So we know the answer to the first part of that question. According to Dartmouth’s white paper, they used “a specialized subsample of applicants in the test-optional cohorts who initially submitted scores but then asked Admissions not to consider them in the admissions decision.” In a note they explain Admissions did not in fact use the scores under those circumstances.
In terms of scale, their notes to Figure 6 say that “we have SAT scores both for students who submitted scores (blue lines) and for a small sample (19%) of applicants who chose to exclude their score from the admission decision but for whom we observe their scores ex post (red lines).”
I am honestly not sure what that 19% is supposed to mean–19% of what? But let’s say this is 19% of relevant applicants who sent them scores, but then 19% asked for them not to be considered (which sounds high to me, but who knows). Even that generous interpretation implies a very small sample size in each of their 50-point bins–there were only so many disadvantaged applicants with test scores in that range to begin with (a fraction of the total applicants with such test scores), which was only a fraction of overall applicants. And then only a fraction of that fraction of a fraction chose to have that score not considered, and then this is now a fraction of that fraction of a fraction of a fraction.
And in fact, if you compare the blue lines to the red lines in Figure 6, the blue lines are mostly pretty smooth and expected curves, whereas the red lines are pretty choppy. That is consistent with the idea the sample sizes for the red line buckets are getting so low there is a lot of statistical noise.

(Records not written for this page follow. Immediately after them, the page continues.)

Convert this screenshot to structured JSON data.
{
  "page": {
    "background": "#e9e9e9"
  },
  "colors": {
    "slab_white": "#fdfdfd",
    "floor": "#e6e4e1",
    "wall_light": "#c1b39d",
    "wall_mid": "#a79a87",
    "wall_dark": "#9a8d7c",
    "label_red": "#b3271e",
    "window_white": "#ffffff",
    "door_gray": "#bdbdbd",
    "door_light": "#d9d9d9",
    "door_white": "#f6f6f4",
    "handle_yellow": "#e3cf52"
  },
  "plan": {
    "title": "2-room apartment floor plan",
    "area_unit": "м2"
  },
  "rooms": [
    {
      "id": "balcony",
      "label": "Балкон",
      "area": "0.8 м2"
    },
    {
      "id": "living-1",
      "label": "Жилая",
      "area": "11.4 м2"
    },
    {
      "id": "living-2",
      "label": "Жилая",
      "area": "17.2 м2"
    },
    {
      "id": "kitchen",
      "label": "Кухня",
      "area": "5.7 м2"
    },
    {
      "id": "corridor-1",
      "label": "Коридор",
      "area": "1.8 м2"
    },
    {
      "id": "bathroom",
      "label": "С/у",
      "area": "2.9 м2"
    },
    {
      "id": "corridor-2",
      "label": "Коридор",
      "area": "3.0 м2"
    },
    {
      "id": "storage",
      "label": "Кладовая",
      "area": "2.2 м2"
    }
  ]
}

That being said, my two cents is I don’t really doubt that a disadvantaged applicant would usually have been well-advised to submit a 1450 to Dartmouth. The data is not perfect but that is a pretty reasonable hypothesis and the data does support it (imperfectly).
But then they do things like calculate, “Consider students with a score of 1450-1490 from less-advantaged backgrounds. These students increased their admission probability by a factor of 3.7x (from .02 to .074) by revealing their score.” I am very skeptical that the data actually supports a conclusion remotely that precise (3.7x). And in fact, you would need to control for other things that might correlate with test scores, the decision to submit or not submit, and so on.
Long story short, this is an old issue in this sort of research. Often the direction of a relationship is not so hard to figure out, but the magnitude is much harder to nail down. And I believe submitting a 1450-1490 had a positive relationship with admissions chances for disadvantaged applicants, but exactly what magnitude we are really talking about–meh, I don’t know.
And just to reiterate–even if you took that 3.7x as gospel going forward, you are still only talking about a tiny marginal group of applicants. Specifically, only 5.4% of a very small group to begin with (disadvantaged applicants with a 1450-1490 to consider submitting). The other 94.6% of this small group would not by this theory have a different outcome.
So even a generous estimate of the magnitude still ends up very small in the greater scheme. Although of course it could mean a lot to the few people who end up in that fraction of a fraction of a fraction of a fraction (I may be missing a fraction).